I just listened to a version of "Will You Love Me Tomorrow" by Amy Winehouse, may her memory be for a blessing. Every note, every better-than-perfect pause and inflection, drove home the same thought. Maybe once in a generation is a singer so blessed, and so benighted, that she can communicate raw and refined emotion like that, howl and soar and glide like that, and at the same time - and as a result, or as a cause - incinerate herself before our very eyes.
In the case of g'dolot ha'dor, the peerless of their generation, it often happens that we barely get to know them for what they are, when they are lost to us forever. So we are left to deal with the all-too-little of their legacy, and with all too much of ourselves.
Perhaps because Amy Winehouse was Jewish, or perhaps because for some people, everything is about the Mideast conflict, there were those who lost little time in making the connection.
In a piece on Irish4Palestine, a blogger wrote that Winehouse had quite a lot in common with Israel. While "she had a great voice and didn't kill people constantly, both suffered from the same affliction."
"Amy Winehouse, like so many others, is now dead and gone from over-indulgence, a mentality that says nothing can hurt me, I am powerful, and I am invincible." [Emphasis in the original]."
"Israel over indulges, it suffers terribly from over indulgence, it is a monster that is now utterly and totally out of control. It kills and murders at will, anywhere in the world," the piece continues.
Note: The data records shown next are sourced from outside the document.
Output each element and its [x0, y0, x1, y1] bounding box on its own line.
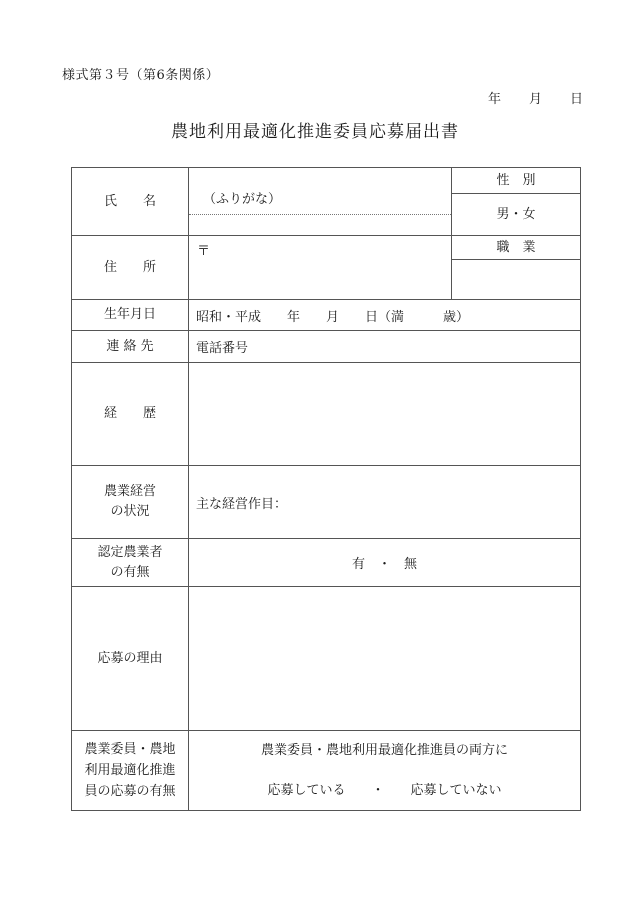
certified-farmer-options[interactable]: 有 ・ 無	[189, 539, 581, 587]
birthdate-label: 生年月日	[72, 300, 189, 331]
certified-label-line-1: 認定農業者	[97, 544, 163, 560]
address-field[interactable]	[189, 236, 452, 300]
dual-application-cell	[189, 731, 581, 811]
occupation-cell	[452, 236, 581, 300]
reason-row	[72, 587, 581, 731]
birthdate-field[interactable]: 昭和・平成 年 月 日（満 歳）	[189, 300, 581, 331]
gender-label: 性 別	[452, 168, 580, 194]
dual-application-row	[72, 731, 581, 811]
name-label: 氏 名	[72, 168, 189, 236]
dual-label-line-3: 員の応募の有無	[84, 784, 176, 799]
dual-label-line-2: 利用最適化推進	[84, 763, 176, 778]
furigana-field[interactable]: （ふりがな）	[189, 189, 451, 215]
postal-mark: 〒	[197, 244, 211, 259]
occupation-field[interactable]	[452, 260, 580, 299]
main-crops-field[interactable]: 主な経営作目：	[189, 466, 581, 539]
form-number: 様式第３号（第6条関係）	[62, 68, 220, 83]
reason-label: 応募の理由	[72, 587, 189, 731]
application-form-table	[71, 167, 581, 811]
farming-label-line-2: の状況	[110, 504, 150, 519]
date-day-label: 日	[569, 92, 583, 107]
career-field[interactable]	[189, 363, 581, 466]
page-title: 農地利用最適化推進委員応募届出書	[171, 122, 459, 142]
name-row	[72, 168, 581, 236]
address-row	[72, 236, 581, 300]
occupation-label: 職 業	[452, 236, 580, 260]
dual-label-line-1: 農業委員・農地	[84, 742, 176, 757]
dual-application-statement: 農業委員・農地利用最適化推進員の両方に	[260, 742, 508, 758]
date-month-label: 月	[528, 92, 542, 107]
contact-label: 連 絡 先	[72, 331, 189, 363]
address-label: 住 所	[72, 236, 189, 300]
date-line	[488, 88, 583, 107]
certified-label-line-2: の有無	[110, 564, 150, 580]
contact-row	[72, 331, 581, 363]
career-row	[72, 363, 581, 466]
career-label: 経 歴	[72, 363, 189, 466]
dual-application-options[interactable]: 応募している ・ 応募していない	[267, 782, 502, 798]
phone-field[interactable]: 電話番号	[189, 331, 581, 363]
farming-status-row	[72, 466, 581, 539]
dual-application-label	[72, 731, 189, 811]
date-year-label: 年	[487, 92, 501, 107]
gender-cell	[452, 168, 581, 236]
name-cell[interactable]	[189, 168, 452, 236]
certified-farmer-label	[72, 539, 189, 587]
farming-label-line-1: 農業経営	[103, 484, 156, 499]
gender-options[interactable]: 男・女	[496, 207, 536, 222]
certified-farmer-row	[72, 539, 581, 587]
farming-status-label	[72, 466, 189, 539]
birthdate-row	[72, 300, 581, 331]
reason-field[interactable]	[189, 587, 581, 731]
Because Israelis "are never told 'no,' they are like spoilt brats who slap someone and then get away with it, so next time they punch them, and get away with it, but punching is no longer 'fun,' it's time to escalate, next time they shoot someone, just because they can. It's fun to be this powerful, almost like God."
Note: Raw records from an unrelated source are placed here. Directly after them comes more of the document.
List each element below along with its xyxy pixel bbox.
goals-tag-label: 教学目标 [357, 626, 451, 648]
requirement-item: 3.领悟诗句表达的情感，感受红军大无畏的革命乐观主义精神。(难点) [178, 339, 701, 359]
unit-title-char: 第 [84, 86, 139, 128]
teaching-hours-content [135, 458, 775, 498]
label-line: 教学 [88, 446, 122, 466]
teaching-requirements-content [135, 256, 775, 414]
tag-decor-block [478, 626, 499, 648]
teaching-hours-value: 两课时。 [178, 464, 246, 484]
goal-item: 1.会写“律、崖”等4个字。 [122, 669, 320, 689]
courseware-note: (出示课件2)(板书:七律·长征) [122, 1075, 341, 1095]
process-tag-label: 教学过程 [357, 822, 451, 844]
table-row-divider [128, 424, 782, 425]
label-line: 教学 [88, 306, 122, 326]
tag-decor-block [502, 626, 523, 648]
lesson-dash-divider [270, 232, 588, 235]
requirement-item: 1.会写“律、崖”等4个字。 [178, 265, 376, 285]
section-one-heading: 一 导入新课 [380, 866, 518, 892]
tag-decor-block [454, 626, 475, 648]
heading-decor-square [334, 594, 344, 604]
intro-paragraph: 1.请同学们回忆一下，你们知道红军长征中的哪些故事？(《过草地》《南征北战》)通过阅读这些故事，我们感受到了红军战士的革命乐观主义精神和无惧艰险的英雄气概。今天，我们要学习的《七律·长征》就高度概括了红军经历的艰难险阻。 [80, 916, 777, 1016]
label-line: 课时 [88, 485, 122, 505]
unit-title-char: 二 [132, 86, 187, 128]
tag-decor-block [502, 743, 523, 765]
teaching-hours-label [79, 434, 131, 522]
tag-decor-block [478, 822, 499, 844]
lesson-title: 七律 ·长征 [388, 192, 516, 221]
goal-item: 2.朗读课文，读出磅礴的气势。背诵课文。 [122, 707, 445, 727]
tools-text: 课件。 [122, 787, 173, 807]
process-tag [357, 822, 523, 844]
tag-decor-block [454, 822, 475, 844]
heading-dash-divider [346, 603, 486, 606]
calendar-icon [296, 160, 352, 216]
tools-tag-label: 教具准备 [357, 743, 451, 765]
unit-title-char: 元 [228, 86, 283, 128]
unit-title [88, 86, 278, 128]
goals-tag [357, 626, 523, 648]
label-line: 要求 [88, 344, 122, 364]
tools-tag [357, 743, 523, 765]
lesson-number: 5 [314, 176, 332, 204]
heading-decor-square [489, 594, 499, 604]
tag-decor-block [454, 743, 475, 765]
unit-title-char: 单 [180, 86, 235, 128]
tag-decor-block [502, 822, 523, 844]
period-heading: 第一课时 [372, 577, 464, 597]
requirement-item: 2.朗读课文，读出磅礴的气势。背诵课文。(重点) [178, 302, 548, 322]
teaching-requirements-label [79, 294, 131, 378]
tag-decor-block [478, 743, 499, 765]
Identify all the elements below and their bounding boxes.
"But, guess what? Israel is not 'God' and ultimately what killed Amy Winehouse will also kill off Israel as well. All we have to do is wait, and just keep on chip, chip, chipping away at the out of control, over excessive, over indulgent, spoilt brat killer bully that we now know as Israel."
Two days before the piece appeared, something of its mirror image appeared in the editorial of the Jerusalem Post. Responding to the Norway massacre, the Post warmed up with a slap aimed both at the Norwegians and nearly 20 years of Mideast peace efforts:
"Oslo is the namesake of one of the most ambitious - and misguided - attempts by Israel, under the mediation of the Norwegians, to reach a peace accord with our Palestinian neighbors."
But the Post's roundhouse punch was saved for the "failure of multiculturalism," polite society's favored cloak for anti-Muslim bigotry:
"Perhaps Brievik's inexcusable act of vicious terror should serve not only as a warning that there may be more elements on the extreme Right willing to use violence to further their goals, but also as an opportunity to seriously reevaluate policies for immigrant integration in Norway and elsewhere."
As my colleague Noam Sheizaf wrote on +972, in suggesting that the Oslo attack be used to re-evaluate immigration policy, "Brievik couldn't have said it any better."
The Post seems, retroactively, to have seen his point. After the editorial appeared in the Sunday paper, the following paragraph was added to the online edition [Again, emphasis in the original]:
"The editor-in-chief adds: As a newspaper, The Jerusalem Post strongly denounces all acts of violence against innocent civilians. This editorial is not aimed at deflecting attention from the horrific massacre perpetuated in Norway, nor the need to take greater precautions against extremists from all sides."
There's a certain cowardice to both of these pieces, and not only because their authors are hiding behind a shield of anonymity. Both are using the dead to sell hatred to the living. The dead deserve better. So do the living.